Oil on canvas
120 X 90 cm - 2013


Questo dipinto fa parte di un progetto dal titolo BlasFreeMe, sulla blasfemia vista non come crimine ma come diritto.
La transustanziazione è il miracolo centrale dell’eucarestia: il pane e il vino diventano, nella sostanza, il corpo e il sangue di Cristo mentre le apparenze rimangono inalterate.
Insomma, non si vede niente. Eppure si pretende che sia reale.
Il progetto nasce da qui: prendere il dogma alla lettera e seguirlo fino alle sue conseguenze materiali.

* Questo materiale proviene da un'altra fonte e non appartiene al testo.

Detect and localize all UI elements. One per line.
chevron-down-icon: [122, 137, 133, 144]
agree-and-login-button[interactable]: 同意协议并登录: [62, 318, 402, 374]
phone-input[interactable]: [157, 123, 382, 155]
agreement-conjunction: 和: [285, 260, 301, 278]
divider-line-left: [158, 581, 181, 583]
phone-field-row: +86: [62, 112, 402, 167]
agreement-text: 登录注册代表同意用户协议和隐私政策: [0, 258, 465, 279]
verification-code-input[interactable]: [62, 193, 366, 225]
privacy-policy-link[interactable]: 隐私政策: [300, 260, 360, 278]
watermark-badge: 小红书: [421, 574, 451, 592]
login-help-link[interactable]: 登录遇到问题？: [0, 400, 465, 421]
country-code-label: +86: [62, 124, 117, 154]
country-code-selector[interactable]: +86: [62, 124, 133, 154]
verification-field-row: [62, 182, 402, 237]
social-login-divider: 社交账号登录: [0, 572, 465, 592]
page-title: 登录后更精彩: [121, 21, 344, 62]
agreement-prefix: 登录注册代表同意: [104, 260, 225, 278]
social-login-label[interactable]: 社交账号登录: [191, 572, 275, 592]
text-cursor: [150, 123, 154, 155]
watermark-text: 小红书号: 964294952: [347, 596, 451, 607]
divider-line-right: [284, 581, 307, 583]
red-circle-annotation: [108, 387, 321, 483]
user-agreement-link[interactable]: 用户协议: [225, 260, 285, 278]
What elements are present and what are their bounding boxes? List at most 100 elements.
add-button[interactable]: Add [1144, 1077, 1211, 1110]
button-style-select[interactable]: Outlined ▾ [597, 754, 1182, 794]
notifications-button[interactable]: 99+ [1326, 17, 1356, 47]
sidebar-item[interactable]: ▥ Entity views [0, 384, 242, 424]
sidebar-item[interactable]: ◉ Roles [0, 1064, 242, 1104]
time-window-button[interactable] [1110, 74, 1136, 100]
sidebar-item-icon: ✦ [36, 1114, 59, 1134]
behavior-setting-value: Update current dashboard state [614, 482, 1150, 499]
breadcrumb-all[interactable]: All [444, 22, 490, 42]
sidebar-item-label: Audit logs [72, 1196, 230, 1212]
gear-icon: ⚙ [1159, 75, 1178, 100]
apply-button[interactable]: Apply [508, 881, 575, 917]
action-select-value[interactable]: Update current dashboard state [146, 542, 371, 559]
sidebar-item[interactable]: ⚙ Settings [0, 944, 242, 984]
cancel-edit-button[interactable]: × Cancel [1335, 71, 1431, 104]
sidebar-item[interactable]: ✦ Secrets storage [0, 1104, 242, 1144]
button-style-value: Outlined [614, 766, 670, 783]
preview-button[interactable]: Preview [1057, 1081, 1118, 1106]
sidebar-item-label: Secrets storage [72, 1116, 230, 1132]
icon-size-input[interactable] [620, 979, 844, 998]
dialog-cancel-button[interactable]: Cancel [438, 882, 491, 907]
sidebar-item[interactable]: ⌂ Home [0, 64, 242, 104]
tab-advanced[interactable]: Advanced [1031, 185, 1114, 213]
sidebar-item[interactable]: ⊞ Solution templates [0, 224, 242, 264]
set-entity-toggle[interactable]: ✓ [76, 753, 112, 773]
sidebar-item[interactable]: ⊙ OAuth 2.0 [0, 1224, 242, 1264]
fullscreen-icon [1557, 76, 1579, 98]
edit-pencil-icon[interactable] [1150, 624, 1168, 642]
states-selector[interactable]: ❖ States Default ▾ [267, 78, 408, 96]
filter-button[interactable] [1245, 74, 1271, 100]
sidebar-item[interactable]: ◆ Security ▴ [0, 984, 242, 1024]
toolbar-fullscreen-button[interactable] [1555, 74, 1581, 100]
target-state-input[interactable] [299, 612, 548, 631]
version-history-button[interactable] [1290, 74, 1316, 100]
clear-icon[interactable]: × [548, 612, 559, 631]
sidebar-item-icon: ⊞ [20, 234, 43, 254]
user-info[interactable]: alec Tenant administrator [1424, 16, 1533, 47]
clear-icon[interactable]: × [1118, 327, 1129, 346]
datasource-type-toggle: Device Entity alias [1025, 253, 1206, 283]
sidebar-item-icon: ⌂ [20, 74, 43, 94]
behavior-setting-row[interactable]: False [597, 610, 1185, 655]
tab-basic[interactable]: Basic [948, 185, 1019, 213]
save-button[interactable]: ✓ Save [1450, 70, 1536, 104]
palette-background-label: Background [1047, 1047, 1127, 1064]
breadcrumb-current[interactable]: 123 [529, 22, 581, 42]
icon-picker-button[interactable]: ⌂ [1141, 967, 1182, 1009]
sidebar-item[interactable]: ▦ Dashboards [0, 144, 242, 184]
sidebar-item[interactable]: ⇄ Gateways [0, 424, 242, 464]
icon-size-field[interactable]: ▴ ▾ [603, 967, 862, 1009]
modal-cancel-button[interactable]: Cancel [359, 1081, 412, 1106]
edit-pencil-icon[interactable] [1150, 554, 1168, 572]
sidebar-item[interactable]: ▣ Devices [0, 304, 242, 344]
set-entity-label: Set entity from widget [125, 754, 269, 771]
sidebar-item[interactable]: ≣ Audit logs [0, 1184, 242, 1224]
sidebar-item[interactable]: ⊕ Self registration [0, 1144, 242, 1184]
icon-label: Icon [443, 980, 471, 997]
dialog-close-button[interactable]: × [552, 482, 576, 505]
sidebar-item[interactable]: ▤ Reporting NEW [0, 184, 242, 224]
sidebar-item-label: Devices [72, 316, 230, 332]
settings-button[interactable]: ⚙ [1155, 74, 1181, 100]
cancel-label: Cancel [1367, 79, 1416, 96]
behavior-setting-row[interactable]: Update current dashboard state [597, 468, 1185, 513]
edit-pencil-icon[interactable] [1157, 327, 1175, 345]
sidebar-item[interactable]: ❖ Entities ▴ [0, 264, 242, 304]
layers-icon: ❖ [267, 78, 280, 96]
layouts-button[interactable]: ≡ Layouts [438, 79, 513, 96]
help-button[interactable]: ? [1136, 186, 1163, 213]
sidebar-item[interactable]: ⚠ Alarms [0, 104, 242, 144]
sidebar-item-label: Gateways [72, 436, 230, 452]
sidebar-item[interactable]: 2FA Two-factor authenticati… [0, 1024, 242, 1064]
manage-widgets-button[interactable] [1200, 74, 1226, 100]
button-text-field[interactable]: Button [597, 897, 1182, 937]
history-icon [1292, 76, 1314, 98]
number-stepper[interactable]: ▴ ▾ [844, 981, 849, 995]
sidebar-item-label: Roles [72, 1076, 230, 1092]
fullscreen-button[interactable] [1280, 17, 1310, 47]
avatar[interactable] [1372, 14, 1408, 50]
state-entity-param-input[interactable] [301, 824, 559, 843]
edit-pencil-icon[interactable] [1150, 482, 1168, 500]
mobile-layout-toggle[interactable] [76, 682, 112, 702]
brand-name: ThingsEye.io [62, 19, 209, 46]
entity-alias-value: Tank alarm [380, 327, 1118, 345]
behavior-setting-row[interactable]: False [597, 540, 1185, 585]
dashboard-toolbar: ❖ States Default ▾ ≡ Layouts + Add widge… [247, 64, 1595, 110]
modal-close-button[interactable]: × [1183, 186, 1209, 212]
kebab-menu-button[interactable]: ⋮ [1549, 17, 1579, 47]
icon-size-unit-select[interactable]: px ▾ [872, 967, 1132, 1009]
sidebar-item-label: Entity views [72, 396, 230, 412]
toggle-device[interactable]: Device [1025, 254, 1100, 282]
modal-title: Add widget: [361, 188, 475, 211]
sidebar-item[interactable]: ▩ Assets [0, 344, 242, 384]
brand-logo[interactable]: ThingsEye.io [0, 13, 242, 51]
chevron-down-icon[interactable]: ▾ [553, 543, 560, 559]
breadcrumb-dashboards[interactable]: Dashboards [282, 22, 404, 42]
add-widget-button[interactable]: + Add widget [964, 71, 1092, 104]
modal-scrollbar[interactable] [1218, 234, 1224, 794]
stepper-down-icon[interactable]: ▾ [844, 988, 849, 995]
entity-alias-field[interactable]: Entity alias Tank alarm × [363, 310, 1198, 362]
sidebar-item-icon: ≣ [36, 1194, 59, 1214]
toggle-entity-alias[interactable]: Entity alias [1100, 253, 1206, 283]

Se il pane diventa davvero carne e il vino davvero sangue, allora il miracolo non può restare confinato nel simbolo. Deve attraversare il corpo, la digestione, il metabolismo, la decomposizione.
La blasfemia, in questo caso, non nasce dal semplice insulto ma da un eccesso di coerenza. Dal rifiuto di trattare come metafora ciò che viene presentato come realtà.
Il raggio che precipita dall’alto durante l'elevazione è quello classico dei racconti di rapimento alieno: la tecnologia del sacro. Non un’aura divina ma un dispositivo di prelievo.
La figura obesa, sollevata come un campione biologico, stringe una corona di salsicce. Non è un santo né un martire ma un corpo terrestre qualsiasi, trascinato verso una dimensione superiore insieme ai propri appetiti.
L’altare è quello tradizionale, precedente alle riforme liturgiche: il sacerdote celebra rivolto verso il tabernacolo, dando le spalle ai fedeli. Una macchina rituale verticale, gerarchica, separata.
Al centro, gli angioletti indicano il cielo ma sono aggrappati a un panino. Non al pane astratto dell’iconografia religiosa ma al cibo industriale del presente, all’ultima incarnazione della comunione consumistica. Una reliquia del nostro tempo.
Il dipinto prende alla lettera l’idea della transustanziazione: un dio costretto a frantumarsi e moltiplicarsi all’infinito, convocato ovunque il rito venga celebrato. Una presenza obbligata a precipitare continuamente dentro pane, vino e carne umana.
L’ascensione mistica assume così la forma di un rapimento cosmico, sospeso tra fede, fantascienza e caricatura metabolica.
Forse è proprio questo il punto in cui il sacramento supera il delirio.
Quando il dogma pretende di essere reale, il reale diventa insopportabile.